Makassar (ANTARA Sulsel) - Lembaga Studi Kebijakan Publik (LSKP) merilis data partisipasi pemilih pada 10 momen pemilihan umum (Pemilu) yang tingkat partisipasinya kurang dari 75 persen.

"Partisipasi pemilih selama 10 momen pemilu tidak ada yang mencapai angka 80 persen dan ini adalah faktanya," kata Penanggung jawab Riset LSKP Salma di Makassar, Selasa.

Dia mengungkapkan, 10 momen Pemilu itu dimulai pada pemilihan legislatif (Pileg) 2004 di mana jumlah partisipasi pemilihnya di Kota Makassar hanya 75,92 persen.

Pemilihan Presiden (Pilpres) 2004, jumlah partisipasi pemilih 72,66 persen. Pemilihan Gubernur (Pilgub) 2007, partisipasi pemilihnya 54,24 persen dan Pemilihan Wali Kota (Pilwali) 2008 partisinyas 57,92 persen.

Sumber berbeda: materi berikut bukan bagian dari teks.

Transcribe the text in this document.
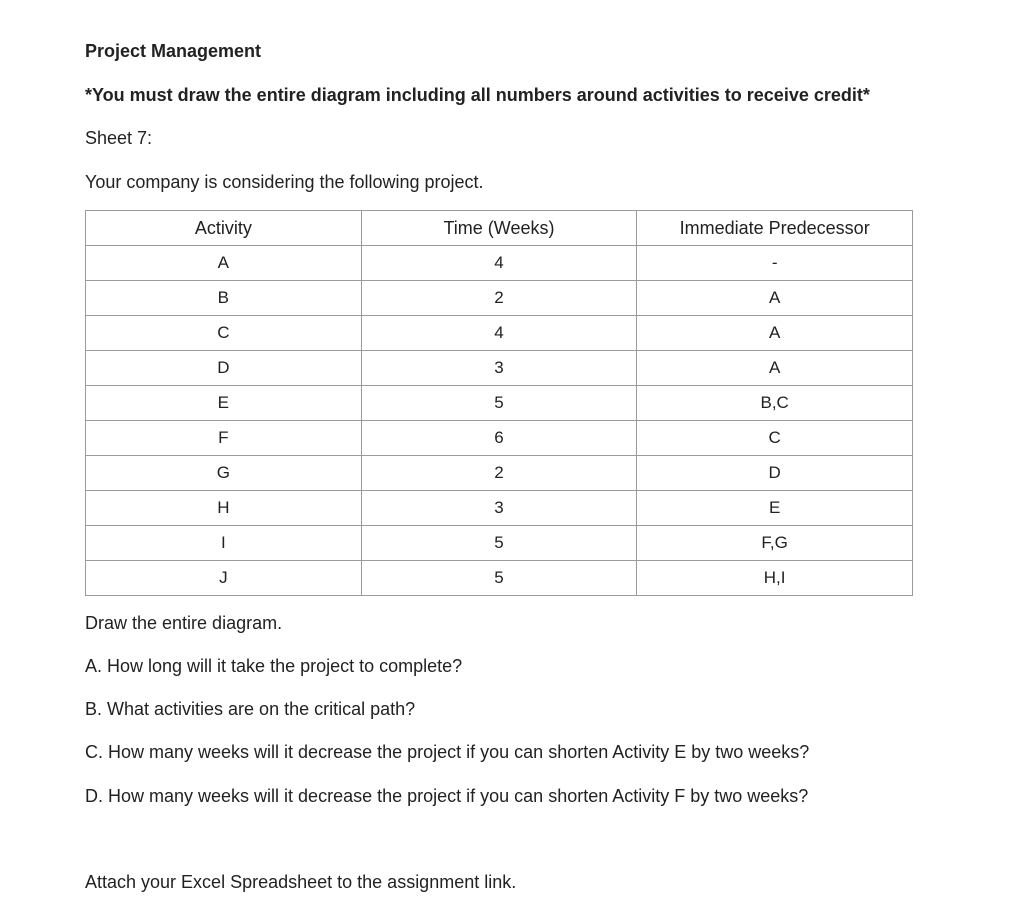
Project Management
*You must draw the entire diagram including all numbers around activities to receive credit*
Sheet 7:
Your company is considering the following project.
Activity	Time (Weeks)	Immediate Predecessor
A	4	-
B	2	A
C	4	A
D	3	A
E	5	B,C
F	6	C
G	2	D
H	3	E
I	5	F,G
J	5	H,I
Draw the entire diagram.
A. How long will it take the project to complete?
B. What activities are on the critical path?
C. How many weeks will it decrease the project if you can shorten Activity E by two weeks?
D. How many weeks will it decrease the project if you can shorten Activity F by two weeks?
Attach your Excel Spreadsheet to the assignment link.
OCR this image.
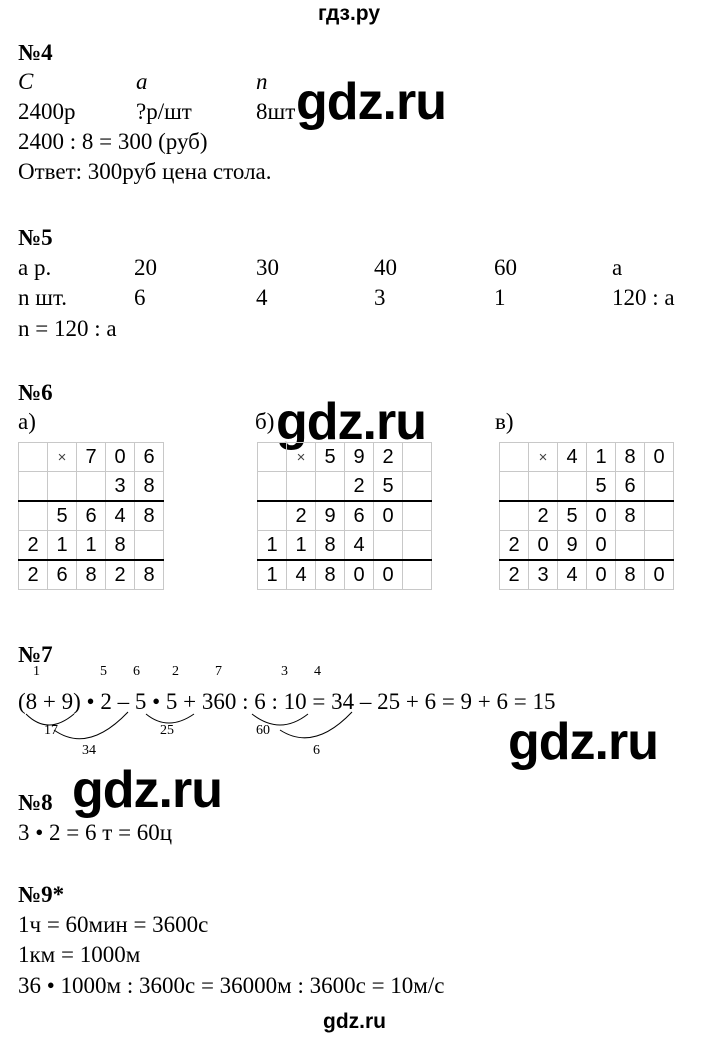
гдз.ру
№4
C	a	n
2400р	?р/шт	8шт
2400 : 8 = 300 (руб)
Ответ: 300руб цена стола.
gdz.ru
№5
а р.	20	30	40	60	а
n шт.	6	4	3	1	120 : а
n = 120 : а
№6
а)	б)	в)
gdz.ru
	×	7	0	6
			3	8
	5	6	4	8
2	1	1	8	
2	6	8	2	8
	×	5	9	2	
			2	5	
	2	9	6	0	
1	1	8	4		
1	4	8	0	0	
	×	4	1	8	0
			5	6	
	2	5	0	8	
2	0	9	0		
2	3	4	0	8	0
№7
1	5 6 2	7	3 4
(8 + 9) • 2 – 5 • 5 + 360 : 6 : 10 = 34 – 25 + 6 = 9 + 6 = 15
17
34
25	60
6	gdz.ru
gdz.ru
№8
3 • 2 = 6 т = 60ц
№9*
1ч = 60мин = 3600с
1км = 1000м
36 • 1000м : 3600с = 36000м : 3600с = 10м/с
gdz.ru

Kembali Pemilu digelar pada 2009 dan di mulai pada Pileg, partisipasi pemilihnya 57,53 persen, Pilpres (65,16 persen), Pilgub 2013 (60,54 persen), Pilwali 2013 (59,94 persen), Pemilu legislatif 2014 (63,43 persen) dan terakhir Pilpres 2014 tetap di angka 63,34 persen.

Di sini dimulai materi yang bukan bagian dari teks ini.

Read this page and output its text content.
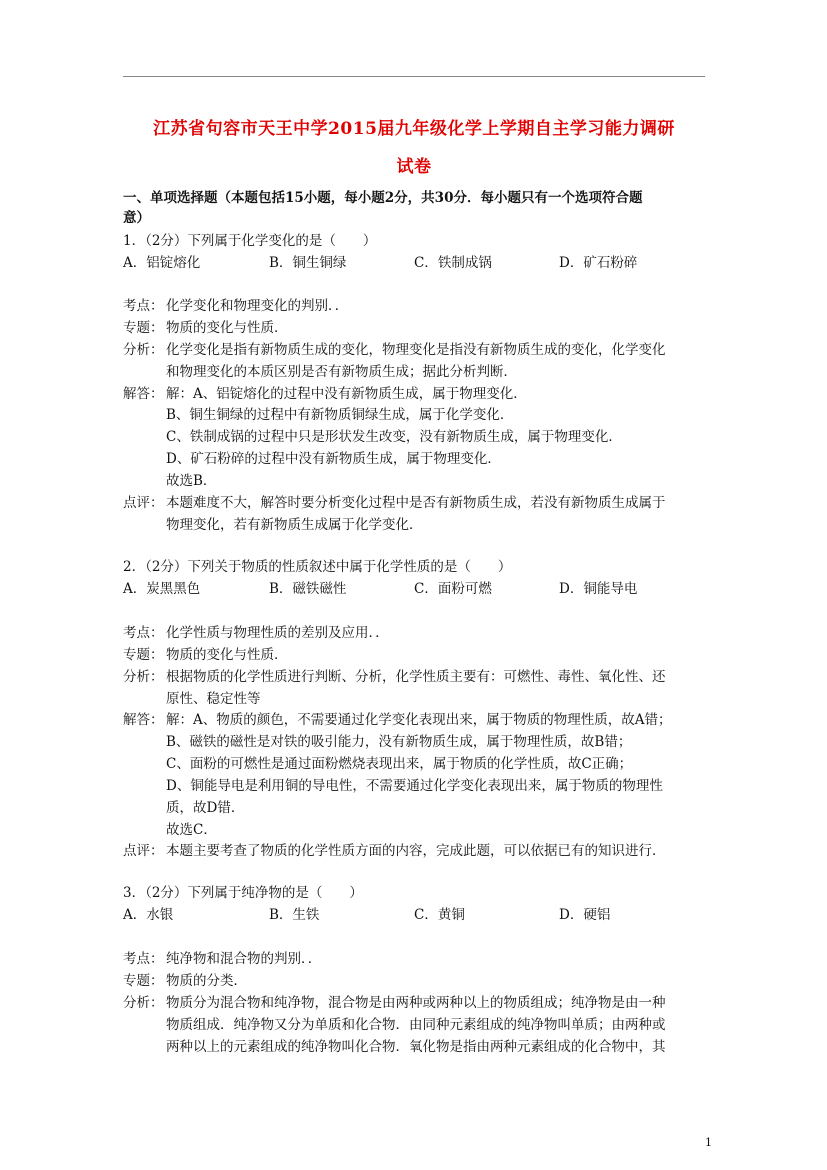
江苏省句容市天王中学2015届九年级化学上学期自主学习能力调研
试卷
一、单项选择题（本题包括15小题，每小题2分，共30分．每小题只有一个选项符合题
意）
1．（2分）下列属于化学变化的是（　　）
A．铝锭熔化	B．铜生铜绿	C．铁制成锅	D．矿石粉碎
考点： 化学变化和物理变化的判别．．
专题： 物质的变化与性质．
分析： 化学变化是指有新物质生成的变化，物理变化是指没有新物质生成的变化，化学变化
和物理变化的本质区别是否有新物质生成；据此分析判断．
解答： 解：A、铝锭熔化的过程中没有新物质生成，属于物理变化．
B、铜生铜绿的过程中有新物质铜绿生成，属于化学变化．
C、铁制成锅的过程中只是形状发生改变，没有新物质生成，属于物理变化．
D、矿石粉碎的过程中没有新物质生成，属于物理变化．
故选B．
点评： 本题难度不大，解答时要分析变化过程中是否有新物质生成，若没有新物质生成属于
物理变化，若有新物质生成属于化学变化．
2．（2分）下列关于物质的性质叙述中属于化学性质的是（　　）
A．炭黑黑色	B．磁铁磁性	C．面粉可燃	D．铜能导电
考点： 化学性质与物理性质的差别及应用．．
专题： 物质的变化与性质．
分析： 根据物质的化学性质进行判断、分析，化学性质主要有：可燃性、毒性、氧化性、还
原性、稳定性等
解答： 解：A、物质的颜色，不需要通过化学变化表现出来，属于物质的物理性质，故A错；
B、磁铁的磁性是对铁的吸引能力，没有新物质生成，属于物理性质，故B错；
C、面粉的可燃性是通过面粉燃烧表现出来，属于物质的化学性质，故C正确；
D、铜能导电是利用铜的导电性，不需要通过化学变化表现出来，属于物质的物理性
质，故D错．
故选C．
点评： 本题主要考查了物质的化学性质方面的内容，完成此题，可以依据已有的知识进行．
3．（2分）下列属于纯净物的是（　　）
A．水银	B．生铁	C．黄铜	D．硬铝
考点： 纯净物和混合物的判别．．
专题： 物质的分类．
分析： 物质分为混合物和纯净物，混合物是由两种或两种以上的物质组成；纯净物是由一种
物质组成．纯净物又分为单质和化合物．由同种元素组成的纯净物叫单质；由两种或
两种以上的元素组成的纯净物叫化合物．氧化物是指由两种元素组成的化合物中，其
1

"Jadi berdasarkan data partisipasi ini memang fluktuatif. Jumlah partisipasi pemilih terbesar selama 10 tahun itu hanya terjadi pada Pemilu Legislatif 2004 karena mencapai angka 75 persen lebih, selebihnya terus turun dan sangat tajam," katanya.

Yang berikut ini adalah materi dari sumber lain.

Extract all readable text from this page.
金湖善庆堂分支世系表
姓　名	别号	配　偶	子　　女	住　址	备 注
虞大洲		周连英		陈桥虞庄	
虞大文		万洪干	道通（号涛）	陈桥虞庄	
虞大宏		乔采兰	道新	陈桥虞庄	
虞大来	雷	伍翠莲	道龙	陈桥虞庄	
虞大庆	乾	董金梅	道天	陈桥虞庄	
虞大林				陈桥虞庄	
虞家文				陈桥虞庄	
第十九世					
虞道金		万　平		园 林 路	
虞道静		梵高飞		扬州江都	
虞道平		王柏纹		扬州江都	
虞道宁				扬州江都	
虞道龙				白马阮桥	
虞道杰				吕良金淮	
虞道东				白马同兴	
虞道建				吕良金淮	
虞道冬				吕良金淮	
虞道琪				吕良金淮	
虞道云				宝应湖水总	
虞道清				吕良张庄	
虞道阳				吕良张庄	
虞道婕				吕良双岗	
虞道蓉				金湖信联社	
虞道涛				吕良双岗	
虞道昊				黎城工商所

Salma menyebutkan, rendahnya pendidikan politik tergambar dari sejumlah alasan masyarakat tidak menggunakan haknya sebagai pemilih. Alasan tersebut antara lain apatis dan jenuh karena pemilu dianggap tidak memberikan perubahan.

Selain itu, pemilih juga cenderung tidak mengetahui latar belakang calon yang akan dipilih. Belum lagi adanya provokasi dari orang tertentu untuk tidak ikut memilih.

Menurut dia, ketidakhadiran pemilih juga dipengarui oleh sejumlah masalah teknis. Di antaranya tidak mendapatkan undangan memilih atau punya kesibukan lain.

Namun hal tersebut dianggap tidak terlalu signifikan mengingat, peraturan teranyar KPU meringankan masyarakat untuk menggunakan haknya. Misalnya dengan menggunakan KTP atau Kartu Keluarga (KK) sebagai pengganti undangan memilih atau membolehkan memilih di luar tempatnya terdaftar.

Dari hasil riset tersebut, LSKP merekomendasikan kepada KPU Kota Makassar untuk menyusun strategi peningkatan pendidikan politik yang ditujukan untuk masyarakat.

Salma menyebutkan, hal itu bisa dilakukan antara lain melalui sosialisasi yang meluas dan menjangkau berbagai golongan, serta melibatkan berbagai organisasi kemasyarakatan, kepemudaan, dan keagamaan.

"Di sisi lain, partai politik serta anggota parlemen perlu memperkuat hubungan mereka dengan konstituen. Perlu komunikasi politik yang lebih intens. Jangan sampai hanya datang kepada masyarakat jelang pemilihan," sebutnya.